John’s Gospel is replete with references to the Son being given (3:16), sent into the world (10:36), and being in a direct, unique, and eternal relationship to the Father (1:18). We find repeated references to the Father (not God) sending Him into the world in 5:30, 37; 6:29; 8:16-29; 10:36, etc. John is emphasizing that the One Who was eternally the Son was sent by the Father to accomplish the Father’s will. He did not become the Son when He came, but as the Son, He was sent.
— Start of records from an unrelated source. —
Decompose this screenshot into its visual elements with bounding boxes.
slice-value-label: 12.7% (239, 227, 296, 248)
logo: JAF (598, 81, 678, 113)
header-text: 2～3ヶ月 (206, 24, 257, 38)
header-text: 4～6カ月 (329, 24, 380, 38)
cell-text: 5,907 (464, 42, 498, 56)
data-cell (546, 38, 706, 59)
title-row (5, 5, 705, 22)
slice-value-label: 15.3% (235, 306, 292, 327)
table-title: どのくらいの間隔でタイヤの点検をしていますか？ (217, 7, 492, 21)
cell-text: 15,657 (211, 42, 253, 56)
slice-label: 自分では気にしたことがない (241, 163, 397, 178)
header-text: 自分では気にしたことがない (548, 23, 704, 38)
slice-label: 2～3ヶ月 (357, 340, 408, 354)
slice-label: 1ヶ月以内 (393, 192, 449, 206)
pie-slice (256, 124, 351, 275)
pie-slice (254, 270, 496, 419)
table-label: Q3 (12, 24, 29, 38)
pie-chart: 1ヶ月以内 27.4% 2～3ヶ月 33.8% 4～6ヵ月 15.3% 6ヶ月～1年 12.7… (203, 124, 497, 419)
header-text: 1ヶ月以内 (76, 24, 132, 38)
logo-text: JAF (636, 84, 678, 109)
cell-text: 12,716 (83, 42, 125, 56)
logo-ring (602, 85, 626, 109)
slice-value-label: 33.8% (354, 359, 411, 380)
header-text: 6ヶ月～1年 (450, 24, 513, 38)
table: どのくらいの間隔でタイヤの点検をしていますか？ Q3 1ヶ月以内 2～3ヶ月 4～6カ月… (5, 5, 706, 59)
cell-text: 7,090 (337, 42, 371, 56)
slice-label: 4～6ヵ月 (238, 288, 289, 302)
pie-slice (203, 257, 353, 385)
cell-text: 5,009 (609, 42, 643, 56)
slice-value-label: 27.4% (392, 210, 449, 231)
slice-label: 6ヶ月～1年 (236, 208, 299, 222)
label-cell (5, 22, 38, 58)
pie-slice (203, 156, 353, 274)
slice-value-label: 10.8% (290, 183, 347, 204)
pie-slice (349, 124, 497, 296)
John’s first epistle reiterates this same theme. In 1 John 4:10, 14, he declares that the Father sent the Son into the world that we might live through Him and that He might be the Savior of the world. “The Son” is what He was in His eternal relationship before He was sent thus to be “the Savior” to fulfill God’s purpose for sending Him. John clearly maintains and asserts the eternal Sonship of the Lord Jesus so as to emphasize this as a vital part of Christian doctrine.
Hebrews 1:2 shows us that the One by Whom God made the worlds was “Son,” so that His Sonship predated creation. He was (eternally), as Son, the “brightness of His glory and the express image of His person.” This indicates that His eternal existence and relationship existed prior to His coming to make purification for sins and then sitting down on the right hand of the Majesty in the heights.
One can find multiple references to this truth, but these suffice to show amply that the Lord Jesus was the Eternal Son of the Eternal Father, without beginning, either in existence or in relationship, and unchanging in this relationship when He came into the world. For further study, W. J. Hocking’s book, The Son of His Love is excellent on this subject.